14 DAY TRIAL // After yet another ransomware attack, the pipeline that supplies nearly half of the East Coast's gasoline and jet fuel, remained shut down on Sunday. The event led to emergency meetings in the White House and fresh concerns about whether President Biden's executive order improving cybersecurity for federal agencies and contractors goes far enough.
The order is a new road map for the nation's cyberdefense. Drafts circulated among government officials and corporate executives for weeks and summaries were obtained by The New York Times.
The sources claim the order provides a set of digital security guidelines for federal agencies and contractors that design software for the government. The guidelines include multifactor authentication, that is similar to when customers receive a second code from a bank or credit card company to log in.
According to the drafts, federal agencies are to take a "zero confidence" approach to software providers, allowing them access to federal systems only when appropriate. In addition, contractors are required to certify their software and hence, provide proof it is not contaminated with malware or contains exploitable vulnerabilities.
Violators risk getting their products banned from being sold to the federal government, effectively killing their economic viability.
An international alliance to combat ransomware
Top executives from Amazon, Microsoft, Cisco, FireEye, and hundreds of other companies teamed up with the Justice Department last month to deliver an 81-page report calling for an international alliance to fight ransomware.
Lisa Monaco, the deputy attorney general, and John Carlin, who led the Justice Department's national security division during the Obama administration, are leading the effort.
One of the recommendations in the coalition of companies' study is to force ransomware safe havens, such as Russia, to prosecute cybercriminals using sanctions or travel visa restrictions.
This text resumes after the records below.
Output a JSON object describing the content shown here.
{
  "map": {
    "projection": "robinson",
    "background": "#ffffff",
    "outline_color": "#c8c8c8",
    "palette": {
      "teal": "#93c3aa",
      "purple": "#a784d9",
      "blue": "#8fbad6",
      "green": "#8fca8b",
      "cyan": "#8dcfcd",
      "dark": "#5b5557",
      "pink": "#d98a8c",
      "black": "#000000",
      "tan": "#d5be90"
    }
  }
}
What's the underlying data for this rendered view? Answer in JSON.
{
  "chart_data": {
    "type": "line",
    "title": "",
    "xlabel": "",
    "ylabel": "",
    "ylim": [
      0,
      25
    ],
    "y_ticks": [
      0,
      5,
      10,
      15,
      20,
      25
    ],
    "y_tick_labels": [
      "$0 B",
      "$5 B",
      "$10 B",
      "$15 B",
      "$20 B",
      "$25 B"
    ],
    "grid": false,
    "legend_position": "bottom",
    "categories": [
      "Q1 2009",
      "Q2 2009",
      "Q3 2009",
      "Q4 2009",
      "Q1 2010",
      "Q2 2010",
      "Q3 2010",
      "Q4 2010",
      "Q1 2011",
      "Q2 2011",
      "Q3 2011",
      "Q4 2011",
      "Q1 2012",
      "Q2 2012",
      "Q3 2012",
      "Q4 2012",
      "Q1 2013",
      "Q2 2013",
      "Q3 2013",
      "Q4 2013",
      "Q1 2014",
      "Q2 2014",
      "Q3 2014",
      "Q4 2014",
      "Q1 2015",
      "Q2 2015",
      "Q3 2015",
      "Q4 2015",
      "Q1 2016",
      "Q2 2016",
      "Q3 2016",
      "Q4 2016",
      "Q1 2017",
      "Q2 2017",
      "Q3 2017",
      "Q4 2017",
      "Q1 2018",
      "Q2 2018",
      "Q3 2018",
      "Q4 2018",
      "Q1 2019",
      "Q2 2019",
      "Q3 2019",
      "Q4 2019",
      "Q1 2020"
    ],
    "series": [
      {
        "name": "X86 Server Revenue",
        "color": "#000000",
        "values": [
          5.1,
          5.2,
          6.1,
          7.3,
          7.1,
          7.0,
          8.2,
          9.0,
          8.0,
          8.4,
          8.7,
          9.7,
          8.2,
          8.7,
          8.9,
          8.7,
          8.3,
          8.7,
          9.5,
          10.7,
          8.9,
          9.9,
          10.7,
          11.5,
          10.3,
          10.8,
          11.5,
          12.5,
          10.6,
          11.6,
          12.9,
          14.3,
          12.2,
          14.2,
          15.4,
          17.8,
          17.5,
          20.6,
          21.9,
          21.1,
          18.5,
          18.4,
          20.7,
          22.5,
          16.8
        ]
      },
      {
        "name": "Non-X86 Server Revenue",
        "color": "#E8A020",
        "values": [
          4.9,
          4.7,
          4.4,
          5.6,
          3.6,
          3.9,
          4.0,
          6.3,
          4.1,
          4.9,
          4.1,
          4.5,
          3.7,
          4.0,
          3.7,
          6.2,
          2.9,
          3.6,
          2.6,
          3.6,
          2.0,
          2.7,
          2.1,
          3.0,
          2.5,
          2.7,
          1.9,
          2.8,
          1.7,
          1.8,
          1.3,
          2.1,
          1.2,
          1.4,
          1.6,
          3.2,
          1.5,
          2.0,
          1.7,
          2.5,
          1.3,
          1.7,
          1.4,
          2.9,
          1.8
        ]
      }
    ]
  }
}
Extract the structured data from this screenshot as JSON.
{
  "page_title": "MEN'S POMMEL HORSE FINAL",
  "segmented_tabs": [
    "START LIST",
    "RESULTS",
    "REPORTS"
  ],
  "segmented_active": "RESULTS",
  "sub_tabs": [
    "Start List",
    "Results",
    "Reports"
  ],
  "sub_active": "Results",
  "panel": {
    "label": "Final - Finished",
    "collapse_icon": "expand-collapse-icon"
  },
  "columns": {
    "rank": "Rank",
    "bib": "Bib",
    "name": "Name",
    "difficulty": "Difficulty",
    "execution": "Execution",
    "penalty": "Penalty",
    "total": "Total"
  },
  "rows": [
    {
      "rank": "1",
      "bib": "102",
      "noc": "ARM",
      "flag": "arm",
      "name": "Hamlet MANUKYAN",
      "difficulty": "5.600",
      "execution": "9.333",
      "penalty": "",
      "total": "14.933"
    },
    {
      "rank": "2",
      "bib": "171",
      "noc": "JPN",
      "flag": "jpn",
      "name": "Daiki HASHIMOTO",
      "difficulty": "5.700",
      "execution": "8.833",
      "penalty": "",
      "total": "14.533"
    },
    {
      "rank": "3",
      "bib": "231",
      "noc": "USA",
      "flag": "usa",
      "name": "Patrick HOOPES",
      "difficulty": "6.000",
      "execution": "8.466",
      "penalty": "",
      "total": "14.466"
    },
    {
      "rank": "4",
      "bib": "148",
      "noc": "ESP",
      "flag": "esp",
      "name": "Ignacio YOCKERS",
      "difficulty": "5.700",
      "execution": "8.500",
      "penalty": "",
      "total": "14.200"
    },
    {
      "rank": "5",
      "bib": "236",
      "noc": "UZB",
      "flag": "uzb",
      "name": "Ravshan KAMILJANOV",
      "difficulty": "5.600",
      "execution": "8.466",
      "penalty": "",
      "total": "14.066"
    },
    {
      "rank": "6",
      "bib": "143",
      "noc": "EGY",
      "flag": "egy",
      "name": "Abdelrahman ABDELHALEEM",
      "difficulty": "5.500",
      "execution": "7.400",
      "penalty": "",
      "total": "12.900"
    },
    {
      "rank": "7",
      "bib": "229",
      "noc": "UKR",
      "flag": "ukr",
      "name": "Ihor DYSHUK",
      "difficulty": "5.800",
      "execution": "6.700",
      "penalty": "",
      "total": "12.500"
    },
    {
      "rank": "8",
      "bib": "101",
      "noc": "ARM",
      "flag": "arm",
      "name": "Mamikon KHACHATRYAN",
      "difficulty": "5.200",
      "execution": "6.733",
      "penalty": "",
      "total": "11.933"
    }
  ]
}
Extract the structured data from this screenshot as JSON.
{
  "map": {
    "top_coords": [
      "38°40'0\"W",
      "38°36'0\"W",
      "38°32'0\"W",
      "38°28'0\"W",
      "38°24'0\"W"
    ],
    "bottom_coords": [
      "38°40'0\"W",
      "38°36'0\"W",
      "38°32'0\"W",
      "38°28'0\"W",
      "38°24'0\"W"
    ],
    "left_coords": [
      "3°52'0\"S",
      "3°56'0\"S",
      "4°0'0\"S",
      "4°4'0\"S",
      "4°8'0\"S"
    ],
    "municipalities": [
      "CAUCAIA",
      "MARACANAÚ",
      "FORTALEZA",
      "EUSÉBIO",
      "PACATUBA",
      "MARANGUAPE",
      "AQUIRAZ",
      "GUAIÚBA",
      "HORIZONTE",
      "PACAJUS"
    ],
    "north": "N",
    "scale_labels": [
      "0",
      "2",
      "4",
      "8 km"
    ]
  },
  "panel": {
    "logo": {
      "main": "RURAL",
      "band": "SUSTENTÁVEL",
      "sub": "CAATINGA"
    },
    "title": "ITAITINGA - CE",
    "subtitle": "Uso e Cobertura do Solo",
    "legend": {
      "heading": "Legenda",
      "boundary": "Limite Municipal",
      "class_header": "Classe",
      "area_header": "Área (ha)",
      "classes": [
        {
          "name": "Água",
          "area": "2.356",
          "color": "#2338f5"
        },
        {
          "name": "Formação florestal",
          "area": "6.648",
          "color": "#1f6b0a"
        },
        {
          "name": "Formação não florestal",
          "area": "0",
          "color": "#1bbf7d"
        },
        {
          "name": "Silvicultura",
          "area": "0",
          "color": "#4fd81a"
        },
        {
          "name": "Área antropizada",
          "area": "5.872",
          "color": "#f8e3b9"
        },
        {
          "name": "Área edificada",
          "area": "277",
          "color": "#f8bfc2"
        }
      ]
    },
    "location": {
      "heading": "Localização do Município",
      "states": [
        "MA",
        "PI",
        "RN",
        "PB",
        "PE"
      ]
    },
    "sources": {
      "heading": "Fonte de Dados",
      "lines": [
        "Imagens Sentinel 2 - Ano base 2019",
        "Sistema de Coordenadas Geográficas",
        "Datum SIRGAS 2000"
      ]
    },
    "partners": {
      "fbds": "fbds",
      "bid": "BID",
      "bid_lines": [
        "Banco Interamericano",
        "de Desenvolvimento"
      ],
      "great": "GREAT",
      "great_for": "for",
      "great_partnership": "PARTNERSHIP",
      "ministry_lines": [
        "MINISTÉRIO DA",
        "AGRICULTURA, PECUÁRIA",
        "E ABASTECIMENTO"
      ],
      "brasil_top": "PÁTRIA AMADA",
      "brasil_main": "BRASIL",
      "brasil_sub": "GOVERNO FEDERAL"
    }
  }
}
It also suggests that foreign law enforcement should collaborate to keep cryptocurrency exchanges accountable under anti-money laundering and “know your customer” legislation.
The executive order also aims to close gaps in the country's cyberdefenses that were revealed in recent Russian and Chinese cyberattacks. The latter were staged from domestic servers within the US, meaning where the National Security Agency has no jurisdiction.